2022/07/01 11:35:57 [error] 4406#0: *34 connect() failed (111: Connection refused) while connecting to upstream, client: <ip redacted>, server: <my registry domain>, request: "POST /api/v4/jobs/request HTTP/1.1", upstream: "http://[::1]:5000/api/v4/jobs/request", host: "<my domain>"

The path /var/opt/gitlab/gitlab-workhorse/sockets/socket exists, and if I curl it directly, I get the correct HTML content:

curl --unix-socket /var/opt/gitlab/gitlab-workhorse/sockets/socket http://<my domain>/users/sign_in

But for some reason, the nginx embedded in Omnibus GitLab is not able to read the socket.

Below, the relevant files/dirs and their permissions:

/var/opt/gitlab/gitlab-workhorse:

drwxr-x--- 3 git               gitlab-www 4096 2022-07-01 10:59 gitlab-workhorse

/var/opt/gitlab/gitlab-workhorse/sockets:

drwxr-x--- 2 git  gitlab-www 4096 2022-07-01 11:28 sockets

/var/opt/gitlab/gitlab-workhorse/sockets/socket:

srwxrwxrwx 1 git git 0 2022-07-01 11:28 socket

All the permissions seem fine for the gitlab-www user to reach the socket. The nginx workers are running as that user. I even temporarily set a shell for gitlab-www in /etc/passwd and curled the socket successfully after doing su gitlab-www.

gitlab-ctl reconfigure, gitlab-ctl restart, restarting the whole server, even upgrading further to 15.x has not helped. I do have backups with which to restore the full server to the pre-upgrade state if needed, but I’d rather not go there unless absolutely necessary.

Any ideas?

I just did the downgrade + restore process back to 14.9.3, but the same issue persists.

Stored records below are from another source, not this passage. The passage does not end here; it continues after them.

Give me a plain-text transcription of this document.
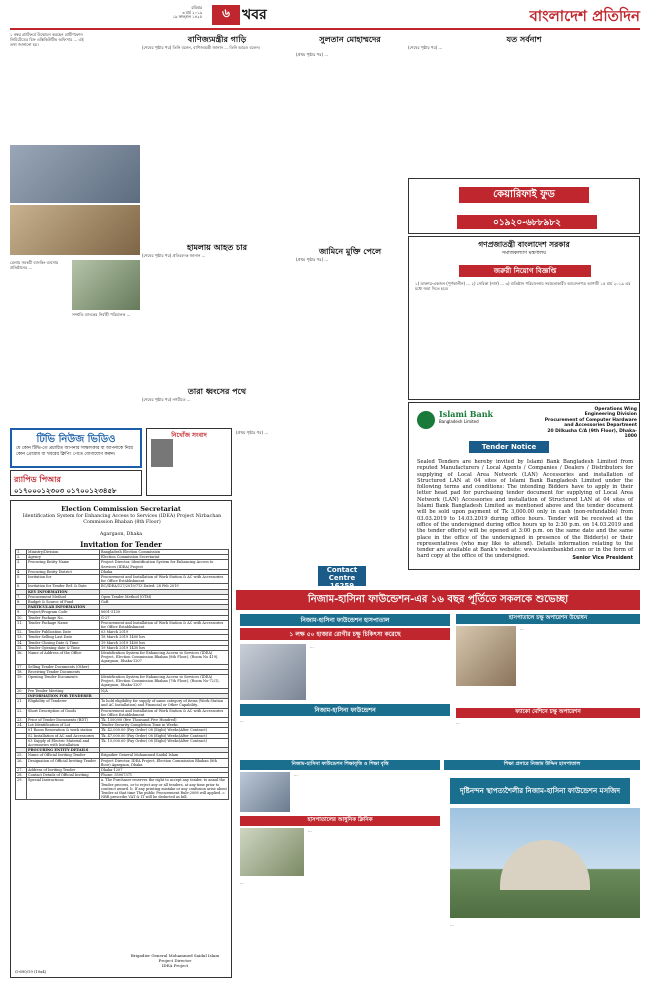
রবিবার
৩ মার্চ ২০১৯
১৯ ফাল্গুন ১৪২৫	৬ খবর	বাংলাদেশ প্রতিদিন
১ নম্বর প্ল্যাটফর্মে উন্মোচন করছেন গ্রামীণফোন লিমিটেডের চিফ এক্সিকিউটিভ অফিসার ... এই তথ্য জানানো হয়।
মেলায় সমন্বয়ী ব্যাংকিং ব্যবসায় প্রতিষ্ঠানের ...
সম্প্রতি ব্যাংকের নির্বাহী পরিচালক ...
টিভি নিউজ ভিডিও
যে কোন টিভি-তে প্রচারিত আপনার সাক্ষাৎকার বা আপনাকে নিয়ে কোন প্রোগ্রাম বা খবরের ক্লিপিং পেতে যোগাযোগ করুন।
র‍্যাপিড পিআর
০১৭০০০১২৩০৩ ০১৭০০১২৩৪৫৮
নিখোঁজ সংবাদ
বাণিজ্যমন্ত্রীর গাড়ি
(শেষের পৃষ্ঠার পর) তিনি বলেন, বাণিজ্যমন্ত্রী জানান ... তিনি আরও বলেন।
হামলায় আহত চার
(শেষের পৃষ্ঠার পর) প্রতিবেদক জানান ...
তারা ধ্বংসের পথে
(শেষের পৃষ্ঠার পর) নগরীতে ...
সুলতান মোহাম্মদের
(প্রথম পৃষ্ঠার পর) ...
জামিনে মুক্তি পেলে
(প্রথম পৃষ্ঠার পর) ...
যত সর্বনাশ
(শেষের পৃষ্ঠার পর) ...
কেয়ারিফাই ফুড
০১৯২০-৬৮৮৯৮২
গণপ্রজাতন্ত্রী বাংলাদেশ সরকার
সমাজকল্যাণ মন্ত্রণালয়
জরুরী নিয়োগ বিজ্ঞপ্তি
১) ডাক্তার-একজন (পূর্ণকালীন) ... ২) সেবিকা (নার্স) ... ৩) প্রতিষ্ঠান পরিচালনায় সহায়তাকারী। আবেদনপত্র আগামী ১৫ মার্চ ২০১৯ এর মধ্যে জমা দিতে হবে।
Islami Bank
Bangladesh Limited
Operations Wing
Engineering Division
Procurement of Computer Hardware
and Accessories Department
20 Dilkusha C/A (9th Floor), Dhaka-1000
Tender Notice
Sealed Tenders are hereby invited by Islami Bank Bangladesh Limited from reputed Manufacturers / Local Agents / Companies / Dealers / Distributors for supplying of Local Area Network (LAN) Accessories and installation of Structured LAN at 04 sites of Islami Bank Bangladesh Limited under the following terms and conditions: The intending Bidders have to apply in their letter head pad for purchasing tender document for supplying of Local Area Network (LAN) Accessories and installation of Structured LAN at 04 sites of Islami Bank Bangladesh Limited as mentioned above and the tender document will be sold upon payment of Tk 3,000.00 only in cash (non-refundable) from 03.03.2019 to 14.03.2019 during office hours. Tender will be received at the office of the undersigned during office hours up to 2:30 p.m. on 14.03.2019 and the tender offer(s) will be opened at 3:00 p.m. on the same date and the same place in the office of the undersigned in presence of the Bidder(s) or their representatives (who may like to attend). Details information relating to the tender are available at Bank's website: www.islamibankbd.com or in the form of hard copy at the office of the undersigned.	Senior Vice President
Election Commission Secretariat
Identification System for Enhancing Access to Services (IDEA) Project Nirbachan Commission Bhaban (8th Floor)
Agargaon, Dhaka
Invitation for Tender
1.	Ministry/Division	Bangladesh Election Commission
2.	Agency	Election Commission Secretariat
3.	Procuring Entity Name	Project Director, Identification System for Enhancing Access to Services (IDEA) Project
4.	Procuring Entity District	Dhaka
5.	Invitation for	Procurement and Installation of Work Station & AC with Accessories for Office Establishment
6.	Invitation for Tender Ref. & Date	EC/IDEA/127/2019/713 Dated: 28 Feb 2019
	KEY INFORMATION	
7.	Procurement Method	Open Tender Method (OTM)
8.	Budget & Source of Fund	GoB
	PARTICULAR INFORMATION	
9.	Project/Program Code	0601-5130
10.	Tender Package No.	G-27
11.	Tender Package Name	Procurement and Installation of Work Station & AC with Accessories for Office Establishment
12.	Tender Publication Date	03 March 2019
13.	Tender Selling Last Date	18 March 2019 1400 hrs
14.	Tender Closing Date & Time	19 March 2019 1400 hrs
15.	Tender Opening date & Time	19 March 2019 1430 hrs
16.	Name of Address of the Office	Identification System for Enhancing Access to Services (IDEA) Project, Election Commission Bhaban (8th Floor), (Room No 419), Agargaon, Dhaka-1207
17.	Selling Tender Documents (Other)	
18.	Receiving Tender Documents	
19.	Opening Tender Documents	Identification System for Enhancing Access to Services (IDEA) Project, Election Commission Bhaban (7th Floor), (Room No-72/1), Agargaon, Dhaka-1207
20.	Pre Tender Meeting	N/A
	INFORMATION FOR TENDERER	
21.	Eligibility of Tenderer	To hold eligibility for supply of same category of items (Work Station and AC Installation) and Financial or Other Capability.
22.	Short Description of Goods	Procurement and Installation of Work Station & AC with Accessories for Office Establishment
23.	Price of Tender Documents (BDT)	Tk. 1500/00 (five Thousand Five Hundred)
24.	Lot Identification of Lot	Tender Security Completion Time in Weeks
	01 Room Renovation & work station	Tk. 42,000.00 (Pay Order) 08 (Eight) Weeks(After Contract)
	02 Installation of AC and Accessories	Tk. 47,000.00 (Pay Order) 08 (Eight) Weeks(After Contract)
	03 Supply of Electric Material and Accessories with Installation	Tk. 15,000.00 (Pay Order) 08 (Eight) Weeks(After Contract)
	PROCURING ENTITY DETAILS	
25.	Name of Official Inviting Tender	Brigadier General Mohammed Saidul Islam
26.	Designation of Official Inviting Tender	Project Director, IDEA Project, Election Commission Bhaban (8th floor) Agargaon, Dhaka
27.	Address of Inviting Tender	Dhaka-1207
28.	Contact Details of Official Inviting	Phone: 55007371
29.	Special Instructions	a. The Purchaser reserves the right to accept any tender, to annul the Tender process, or to reject any or all tenders, at any time prior to contract award. b. If any printing mistake or any confusion arise about Tender at that time The public Procurement Rule-2008 will applied. c. NBR prescribe VAT & IT will be deducted as bill.
Brigadier General Mohammed Saidul Islam
Project Director
IDEA Project
G-690/19 (10x4)
(প্রথম পৃষ্ঠার পর) ...
Contact Centre 16259
নিজাম-হাসিনা ফাউন্ডেশন-এর ১৬ বছর পূর্তিতে সকলকে শুভেচ্ছা
নিজাম-হাসিনা ফাউন্ডেশন হাসপাতাল
১ লক্ষ ৫০ হাজার রোগীর চক্ষু চিকিৎসা করেছে
...
নিজাম-হাসিনা ফাউন্ডেশন
...
হাসপাতালে চক্ষু অপারেশন উদ্বোধন
...
ফ্যাকো মেশিনে চক্ষু অপারেশন
...
নিজাম-হাসিনা ফাউন্ডেশন শিক্ষাবৃত্তি ও শিক্ষা বৃত্তি	শিক্ষা প্রসারে নিজাম উদ্দিন হাসপাতাল
...
দৃষ্টিনন্দন স্থাপত্যশৈলীর নিজাম-হাসিনা ফাউন্ডেশন মসজিদ
হাসপাতালের আধুনিক ক্লিনিক
...
...
...
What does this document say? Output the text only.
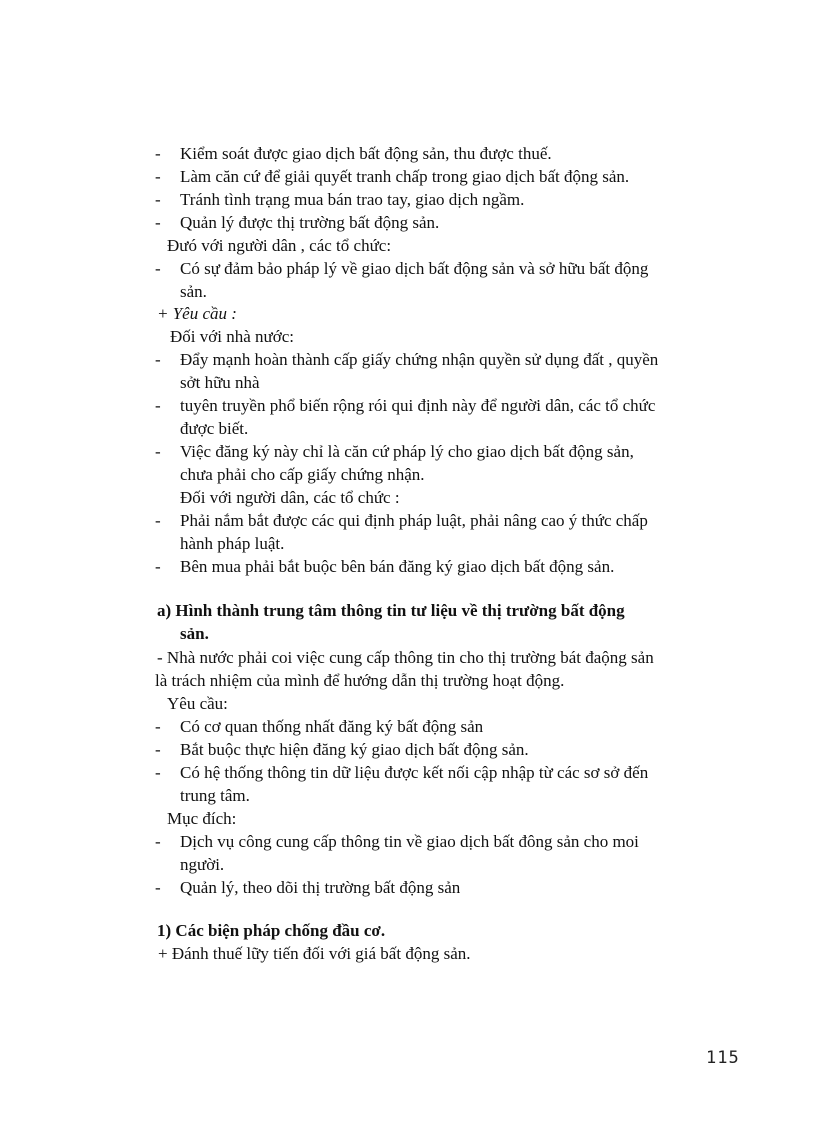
- Kiểm soát được giao dịch bất động sản, thu được thuế.
- Làm căn cứ để giải quyết tranh chấp trong giao dịch bất động sản.
- Tránh tình trạng mua bán trao tay, giao dịch ngầm.
- Quản lý được thị trường bất động sản.
Đưó với người dân , các tổ chức:
- Có sự đảm bảo pháp lý về giao dịch bất động sản và sở hữu bất động
sản.
+ Yêu cầu :
Đối với nhà nước:
- Đẩy mạnh hoàn thành cấp giấy chứng nhận quyền sử dụng đất , quyền
sởt hữu nhà
- tuyên truyền phổ biến rộng rói qui định này để người dân, các tổ chức
được biết.
- Việc đăng ký này chỉ là căn cứ pháp lý cho giao dịch bất động sản,
chưa phải cho cấp giấy chứng nhận.
Đối với người dân, các tổ chức :
- Phải nắm bắt được các qui định pháp luật, phải nâng cao ý thức chấp
hành pháp luật.
- Bên mua phải bắt buộc bên bán đăng ký giao dịch bất động sản.
a) Hình thành trung tâm thông tin tư liệu về thị trường bất động
sản.
- Nhà nước phải coi việc cung cấp thông tin cho thị trường bát đaộng sản
là trách nhiệm của mình để hướng dẫn thị trường hoạt động.
Yêu cầu:
- Có cơ quan thống nhất đăng ký bất động sản
- Bắt buộc thực hiện đăng ký giao dịch bất động sản.
- Có hệ thống thông tin dữ liệu được kết nối cập nhập từ các sơ sở đến
trung tâm.
Mục đích:
- Dịch vụ công cung cấp thông tin về giao dịch bất đông sản cho moi
người.
- Quản lý, theo dõi thị trường bất động sản
1) Các biện pháp chống đầu cơ.
+ Đánh thuế lữy tiến đối với giá bất động sản.
115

I ended up restoring this morning’s pre-upgrade backup of the full VPS into a new server instance, and everything’s running fine again. However, what actually happened is still a mystery, and I’m not going to attempt to upgrade GitLab again without extensive precautions (like an LVM snapshot of the drive, or something), unless a cause for this is found.

I did a quick comparison of the two instances by md5sums of key config files. Before and after the 14.10.5 upgrade, the config files in /var/opt/gitlab/nginx/conf are identical. All the permissions on the socket file and its parent directories are identical. gitlab.rb is identical. /var/opt/gitlab/gitlab-rails/etc/gitlab.yml is identical. Both instances have ample free disk space.

I’m leaving the old, busted instance up for later forensics, but this error doesn’t make any sense whatsoever.